Add support for using zstd-compressed nightly bundles

[henrymercer]

We are currently experimenting with using bundles compressed using Zstandard (zstd) rather than gzip to potentially save a significant chunk of the time we spend extracting the bundle. This could lead to a noticeable analysis speedup, particularly for small codebases where fixed costs represent a higher proportion of the total runtime.

This PR is one of the first steps. Specifically:

• We allow users to pass zstd bundles using the tools input to init
• We add support for decompressing these zstd bundles. This works by letting tar auto-detect the compression method, i.e. instead of running tar xz, x for extract, z for gzip, we just run tar x.
• We add telemetry for the compression method used and the version of tar (this informs us whether zstd should be available).
• We download zstd bundles in PR checks to test out this functionality (and hopefully speed up the PR checks!)

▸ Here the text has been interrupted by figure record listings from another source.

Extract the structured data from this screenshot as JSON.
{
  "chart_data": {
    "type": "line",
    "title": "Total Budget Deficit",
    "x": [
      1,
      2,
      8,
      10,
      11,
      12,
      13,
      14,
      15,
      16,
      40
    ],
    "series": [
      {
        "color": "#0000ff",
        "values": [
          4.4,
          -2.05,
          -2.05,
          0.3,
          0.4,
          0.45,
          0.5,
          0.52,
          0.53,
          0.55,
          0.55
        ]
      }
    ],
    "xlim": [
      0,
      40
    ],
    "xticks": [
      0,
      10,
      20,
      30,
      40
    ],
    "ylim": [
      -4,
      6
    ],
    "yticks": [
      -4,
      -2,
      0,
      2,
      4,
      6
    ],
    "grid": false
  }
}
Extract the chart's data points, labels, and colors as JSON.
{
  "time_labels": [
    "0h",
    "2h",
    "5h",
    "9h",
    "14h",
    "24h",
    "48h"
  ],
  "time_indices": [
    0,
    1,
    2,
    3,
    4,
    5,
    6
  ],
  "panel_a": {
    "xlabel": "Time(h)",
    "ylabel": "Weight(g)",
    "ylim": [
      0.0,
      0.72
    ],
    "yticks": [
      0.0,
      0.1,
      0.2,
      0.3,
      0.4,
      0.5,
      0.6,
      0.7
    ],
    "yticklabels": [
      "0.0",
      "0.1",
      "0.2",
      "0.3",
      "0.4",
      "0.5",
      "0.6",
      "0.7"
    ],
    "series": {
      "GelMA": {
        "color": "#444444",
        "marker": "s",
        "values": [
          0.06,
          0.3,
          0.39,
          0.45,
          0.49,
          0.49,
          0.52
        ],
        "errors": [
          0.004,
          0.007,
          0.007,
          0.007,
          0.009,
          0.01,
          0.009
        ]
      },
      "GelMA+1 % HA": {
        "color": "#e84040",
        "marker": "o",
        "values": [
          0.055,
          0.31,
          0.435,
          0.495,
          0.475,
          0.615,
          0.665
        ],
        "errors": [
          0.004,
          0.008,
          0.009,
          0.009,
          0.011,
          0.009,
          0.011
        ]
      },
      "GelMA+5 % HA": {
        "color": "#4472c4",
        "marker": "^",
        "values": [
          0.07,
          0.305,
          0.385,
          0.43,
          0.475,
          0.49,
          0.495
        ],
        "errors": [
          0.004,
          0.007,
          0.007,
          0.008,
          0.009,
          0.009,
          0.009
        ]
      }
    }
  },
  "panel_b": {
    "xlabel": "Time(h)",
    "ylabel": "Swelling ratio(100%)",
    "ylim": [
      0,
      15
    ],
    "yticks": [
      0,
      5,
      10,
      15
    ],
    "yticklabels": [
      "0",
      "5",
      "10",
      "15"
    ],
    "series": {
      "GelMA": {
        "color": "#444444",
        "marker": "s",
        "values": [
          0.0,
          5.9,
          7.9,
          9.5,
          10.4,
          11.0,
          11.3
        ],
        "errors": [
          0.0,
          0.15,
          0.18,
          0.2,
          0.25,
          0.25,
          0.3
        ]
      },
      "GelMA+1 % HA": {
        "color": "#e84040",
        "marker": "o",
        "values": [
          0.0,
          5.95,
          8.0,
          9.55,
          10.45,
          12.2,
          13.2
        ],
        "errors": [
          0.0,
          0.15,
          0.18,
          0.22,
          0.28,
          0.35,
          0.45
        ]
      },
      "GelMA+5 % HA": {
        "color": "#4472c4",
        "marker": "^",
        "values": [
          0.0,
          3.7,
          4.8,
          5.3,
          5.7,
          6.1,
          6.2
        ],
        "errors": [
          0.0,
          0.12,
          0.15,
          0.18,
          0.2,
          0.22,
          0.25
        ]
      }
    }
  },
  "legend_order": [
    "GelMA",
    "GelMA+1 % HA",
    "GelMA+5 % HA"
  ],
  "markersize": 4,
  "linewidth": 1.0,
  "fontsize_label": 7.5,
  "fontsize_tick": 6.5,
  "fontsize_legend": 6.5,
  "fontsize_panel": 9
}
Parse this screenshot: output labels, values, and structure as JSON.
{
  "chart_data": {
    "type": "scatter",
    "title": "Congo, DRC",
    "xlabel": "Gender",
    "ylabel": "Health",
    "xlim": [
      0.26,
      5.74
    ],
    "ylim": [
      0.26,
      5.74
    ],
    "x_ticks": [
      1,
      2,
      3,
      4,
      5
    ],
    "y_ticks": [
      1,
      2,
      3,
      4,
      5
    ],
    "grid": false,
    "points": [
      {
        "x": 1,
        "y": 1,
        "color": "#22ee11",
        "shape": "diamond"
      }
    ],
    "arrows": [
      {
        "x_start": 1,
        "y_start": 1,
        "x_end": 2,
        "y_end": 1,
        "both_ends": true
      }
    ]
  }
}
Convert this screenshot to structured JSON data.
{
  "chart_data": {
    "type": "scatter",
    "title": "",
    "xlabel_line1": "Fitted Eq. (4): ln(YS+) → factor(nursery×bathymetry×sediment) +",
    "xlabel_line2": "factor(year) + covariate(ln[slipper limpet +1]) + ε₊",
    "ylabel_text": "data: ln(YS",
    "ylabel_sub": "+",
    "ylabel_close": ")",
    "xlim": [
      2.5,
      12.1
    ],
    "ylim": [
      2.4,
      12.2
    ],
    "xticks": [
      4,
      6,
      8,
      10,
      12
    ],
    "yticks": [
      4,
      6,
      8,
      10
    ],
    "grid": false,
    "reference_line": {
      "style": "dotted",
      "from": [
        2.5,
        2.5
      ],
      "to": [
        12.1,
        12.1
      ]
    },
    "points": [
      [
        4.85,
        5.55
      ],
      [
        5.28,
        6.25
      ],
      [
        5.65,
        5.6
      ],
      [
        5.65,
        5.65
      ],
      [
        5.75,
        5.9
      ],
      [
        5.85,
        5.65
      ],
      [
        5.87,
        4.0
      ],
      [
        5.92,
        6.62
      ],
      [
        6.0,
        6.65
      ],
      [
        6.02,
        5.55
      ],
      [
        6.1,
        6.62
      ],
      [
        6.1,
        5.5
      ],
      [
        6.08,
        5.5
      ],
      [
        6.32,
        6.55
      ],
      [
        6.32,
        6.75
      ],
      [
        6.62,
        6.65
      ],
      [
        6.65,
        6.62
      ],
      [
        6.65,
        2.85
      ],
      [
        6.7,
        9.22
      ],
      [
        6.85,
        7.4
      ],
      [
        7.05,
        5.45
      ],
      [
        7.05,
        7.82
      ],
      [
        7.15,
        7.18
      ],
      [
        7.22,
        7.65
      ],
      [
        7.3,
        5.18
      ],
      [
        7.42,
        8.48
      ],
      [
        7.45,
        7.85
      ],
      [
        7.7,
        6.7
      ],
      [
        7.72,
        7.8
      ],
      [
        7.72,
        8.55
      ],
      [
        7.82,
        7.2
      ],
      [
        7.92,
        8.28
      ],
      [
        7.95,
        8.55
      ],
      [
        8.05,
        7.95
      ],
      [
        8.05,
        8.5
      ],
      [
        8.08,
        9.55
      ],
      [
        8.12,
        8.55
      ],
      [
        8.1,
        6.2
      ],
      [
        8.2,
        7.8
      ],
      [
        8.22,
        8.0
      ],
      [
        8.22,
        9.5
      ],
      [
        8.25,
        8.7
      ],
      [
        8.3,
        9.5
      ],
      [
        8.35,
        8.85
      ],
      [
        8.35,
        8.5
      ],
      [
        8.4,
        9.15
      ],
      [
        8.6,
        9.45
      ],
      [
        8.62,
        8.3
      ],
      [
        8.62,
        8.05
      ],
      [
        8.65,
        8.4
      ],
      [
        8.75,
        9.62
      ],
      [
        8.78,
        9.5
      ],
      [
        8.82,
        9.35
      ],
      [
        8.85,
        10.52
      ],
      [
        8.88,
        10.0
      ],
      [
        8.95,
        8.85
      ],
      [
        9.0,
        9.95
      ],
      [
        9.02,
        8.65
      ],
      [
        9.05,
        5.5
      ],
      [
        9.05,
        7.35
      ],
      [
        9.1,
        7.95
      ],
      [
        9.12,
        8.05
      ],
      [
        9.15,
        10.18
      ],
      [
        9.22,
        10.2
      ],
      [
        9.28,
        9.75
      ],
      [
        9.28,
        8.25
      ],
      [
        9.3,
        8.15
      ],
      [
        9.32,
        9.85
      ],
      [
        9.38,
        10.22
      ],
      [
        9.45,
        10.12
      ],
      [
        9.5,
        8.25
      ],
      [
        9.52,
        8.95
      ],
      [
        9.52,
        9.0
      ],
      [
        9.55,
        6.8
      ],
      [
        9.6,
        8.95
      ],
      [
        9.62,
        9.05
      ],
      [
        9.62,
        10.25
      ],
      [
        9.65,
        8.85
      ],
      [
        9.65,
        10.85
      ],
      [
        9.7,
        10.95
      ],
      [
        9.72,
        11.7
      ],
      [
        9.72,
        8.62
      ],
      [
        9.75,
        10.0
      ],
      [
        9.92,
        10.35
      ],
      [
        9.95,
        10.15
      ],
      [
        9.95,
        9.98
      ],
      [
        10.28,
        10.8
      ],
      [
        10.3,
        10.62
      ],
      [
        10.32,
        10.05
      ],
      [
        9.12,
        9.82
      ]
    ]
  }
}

Merge / deployment checklist

• [ ] Confirm this change is backwards compatible with existing workflows.
• [ ] Confirm the readme has been updated if necessary.
• [ ] Confirm the changelog has been updated if necessary.

[henrymercer]

Thanks for the review!

• is there a reason we're only supporting for nightly bundles so far? (maybe I've missed the context behind that)

Only that we haven't had a stable release with a zstd bundle yet. My thinking was that it would be easier to write and test the functionality for stable versions once we have a stable zstd bundle.

• should we expose this in an experimental changenote or will we do that once we've deemed the experiment a success?

I was thinking no since this only applies to nightly bundles which we haven't advertised before, but I don't feel strongly about it.

[aeisenberg]

• should we expose this in an experimental changenote or will we do that once we've deemed the experiment a success?

I was thinking no since this only applies to nightly bundles which we haven't advertised before, but I don't feel strongly about it.

When we're confident about this being a positive improvement, we will go through a proper release channel just to make sure we put out a changelog note and update documentation.